Pada upacara ini dimeriahkan dengan tari-tarian yang diiringi musik tradisional (Laba Go) dan tarian Soka Ngadhu yang ditutup dengan penyembelihan hewan kuran babi dan ayam untuk persembahan kepada leluhur dan Yang Maha Kuasa.
• Mula Ngadhu
Mula/Pusi Ngadhu adalah tahapan untuk memasukan pangkal Ngadhu ke dalam lubang yang telah disiapkan. Penanaman Ngadhu didahului dengan memasukan anjing merah, babi merah, ayam merah dan beras merah ke dalam cabang-cbang lubang yang telah disiapkan, hal ini adalah simbol untuk memelihara kelangengan usaha One woe (anggota suku) yangakan dijaga oleh roh leluhur yang akan dibangun (ngadhu). Pada pangkal batang Ngadhu (Pu’u Ngadhu) ada batu-batu yang akan disusun secara rapi berbentuk lingkaran sebagai simbol persatuan anggota suku (One woe) yng saling mendukung antara satu dengan yang lainnya. Persatuan yang diwujudkan dengan kumpulan batu ini dilukiskan dengan ungkapan adat yang menggambarkan keakraban dan kegotongroyongan yakni Pio Bodha ne’e Sipo, Bopo Bodha ne’e Da Dho’o yang bertujuan untuk mendukung kekuatan Ngadhu.
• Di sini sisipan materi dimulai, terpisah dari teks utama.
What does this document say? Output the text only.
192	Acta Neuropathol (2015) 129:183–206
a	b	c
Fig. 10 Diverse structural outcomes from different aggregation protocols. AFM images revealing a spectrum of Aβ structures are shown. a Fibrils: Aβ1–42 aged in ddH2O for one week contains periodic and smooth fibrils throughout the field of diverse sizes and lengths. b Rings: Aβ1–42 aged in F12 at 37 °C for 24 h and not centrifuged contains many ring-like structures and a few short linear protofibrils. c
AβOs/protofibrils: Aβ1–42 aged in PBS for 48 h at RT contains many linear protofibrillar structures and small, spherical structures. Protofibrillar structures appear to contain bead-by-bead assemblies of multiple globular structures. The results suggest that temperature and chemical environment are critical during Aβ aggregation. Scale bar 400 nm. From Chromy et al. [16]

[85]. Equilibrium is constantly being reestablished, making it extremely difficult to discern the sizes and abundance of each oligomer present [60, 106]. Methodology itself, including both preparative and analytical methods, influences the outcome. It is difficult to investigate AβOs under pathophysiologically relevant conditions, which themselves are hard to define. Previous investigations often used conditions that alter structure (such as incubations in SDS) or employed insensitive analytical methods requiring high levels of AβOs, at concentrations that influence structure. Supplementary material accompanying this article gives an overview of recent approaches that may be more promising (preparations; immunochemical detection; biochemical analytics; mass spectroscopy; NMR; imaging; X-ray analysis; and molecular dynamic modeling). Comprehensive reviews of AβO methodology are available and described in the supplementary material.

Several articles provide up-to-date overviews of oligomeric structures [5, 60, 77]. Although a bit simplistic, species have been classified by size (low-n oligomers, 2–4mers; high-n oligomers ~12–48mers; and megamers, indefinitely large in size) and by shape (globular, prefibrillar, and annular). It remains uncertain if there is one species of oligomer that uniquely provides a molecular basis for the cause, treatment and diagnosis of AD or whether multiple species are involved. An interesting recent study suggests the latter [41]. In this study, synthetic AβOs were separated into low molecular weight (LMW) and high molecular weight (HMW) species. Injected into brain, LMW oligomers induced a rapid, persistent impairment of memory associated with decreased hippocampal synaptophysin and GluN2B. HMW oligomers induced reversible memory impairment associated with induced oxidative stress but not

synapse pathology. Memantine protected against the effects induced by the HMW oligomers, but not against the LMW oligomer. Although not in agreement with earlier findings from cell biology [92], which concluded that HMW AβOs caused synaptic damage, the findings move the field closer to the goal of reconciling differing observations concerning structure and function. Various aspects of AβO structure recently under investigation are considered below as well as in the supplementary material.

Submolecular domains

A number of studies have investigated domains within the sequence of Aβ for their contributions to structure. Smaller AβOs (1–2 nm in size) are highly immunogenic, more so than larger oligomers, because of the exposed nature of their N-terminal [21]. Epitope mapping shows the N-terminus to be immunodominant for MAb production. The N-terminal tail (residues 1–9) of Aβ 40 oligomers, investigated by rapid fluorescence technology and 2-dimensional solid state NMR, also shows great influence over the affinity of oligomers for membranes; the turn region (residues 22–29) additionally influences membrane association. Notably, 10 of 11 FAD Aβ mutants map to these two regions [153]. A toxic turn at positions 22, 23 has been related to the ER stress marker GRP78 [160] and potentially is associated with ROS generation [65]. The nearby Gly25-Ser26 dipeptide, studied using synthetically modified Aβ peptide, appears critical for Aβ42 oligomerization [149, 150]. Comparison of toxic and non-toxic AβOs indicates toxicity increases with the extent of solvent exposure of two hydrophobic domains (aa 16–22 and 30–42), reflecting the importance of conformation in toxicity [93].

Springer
Pada bagian lain yakni tepat di belakang Ngadhu akan ditanam juga satu buah batu yang tingginya mencapai satu meter (yang dinamakan Peo) dan fungsinya untuk menyatukan ujud pada saat penyembelihan hewan kurban. Peo diyakini kan menjadi tujuan dari Ngadhu dan Bhaga yang proses pembangunannya disatukan dengan pembangunan Ngadhu. Upacara Mula Ngadhu akan ditutp dengan penyembelihan hewan kurban babi dan ayam sebagai persembahan kepada Tuhan Yang Maha Kuasa dan leluhur.
• Tau Bhaga
Pembuatan Bhaga atau lambang leluhur perempuan milik suku hampir sama dengan pembuatan rumah adat. Perbedaan antara bhaga dengan rumah adat adalah ukuran Bhaga yang lebih kecil dengan ukiran ular sedangkan ukiran lainnya sama dengan ukiran ada rumah adat. Ukiran sawa/ular menunjukan kewibawaan seorang perempuan yang dapat menjadi model dan contoh bagi anggota suku serta kekayaan yang dimiliki sebagai sarana kemakmuran. Proses pembangunannya sama dengan rumah adat dengan bahan-bahannya adalah papan, alang-alang, bambu, ijuk dan Maghi yang menurut fungsinya sama dengan Sa’o. Bhaga tidak menjadi tempat tinggal hanya sese waktu tempat ini (bhaga) digunakan menjadi tempat upacara adat (Ka Kobo Bhaga) sebagai tempat untuk mempersatukan persembahan dan ujud kepada Yang Maha Kuasa.
• Woe Hoza
Adalah upacara setelah penanaman Ngadhu sebelum pembuatan atap Ngadhu yakni penyembelihan kerbau sebagai tanda berdirinya Ngadhu (pengganti rupa leluhur laki-laki) di tengah kampung. Woe Hoza ini sebagai pertanda terwujudnya kehadiran leluhur di tengah anggota suku (one woe) dalam wujud Ngadhu.
• Tau Ubu Ngadha
Adalah tahapan pembuatan atap Ngadhu sebagai proses paling akhir sebelum upacara Ka Ngadhu. Atap Ngadhu dibuat berbentuk kerucut dengan sudut yang mengarah ke langit yang mana arah sudut ini diyakini sebagai hubungan antara leluhur dan Tuhan yang dalam ungkapan bahasa Bajawa adalah Lobo wi Soi Dewa. Pembuatan atap seperti ini diilhami oleh masyarakat budaya Ngadha bahwa Ngadhu merupakan jembatan perantara hubungan manusia dengan Penguasa Langit dan Bumi. Keyakinan ini terwujud dalam ungkapan bahasa Ngadha Mula Ngadhu Tau Tubo Lizu Kabu Wi Role Nitu Lobo Wi Soi Dewa.
• Ka Ngadhu
Ka Ngadhu merupakan upacara atau pesta syukuran puncak karena Ngadhu (pengganti rupa leluhur laki-laki) sudah selesai dibangun.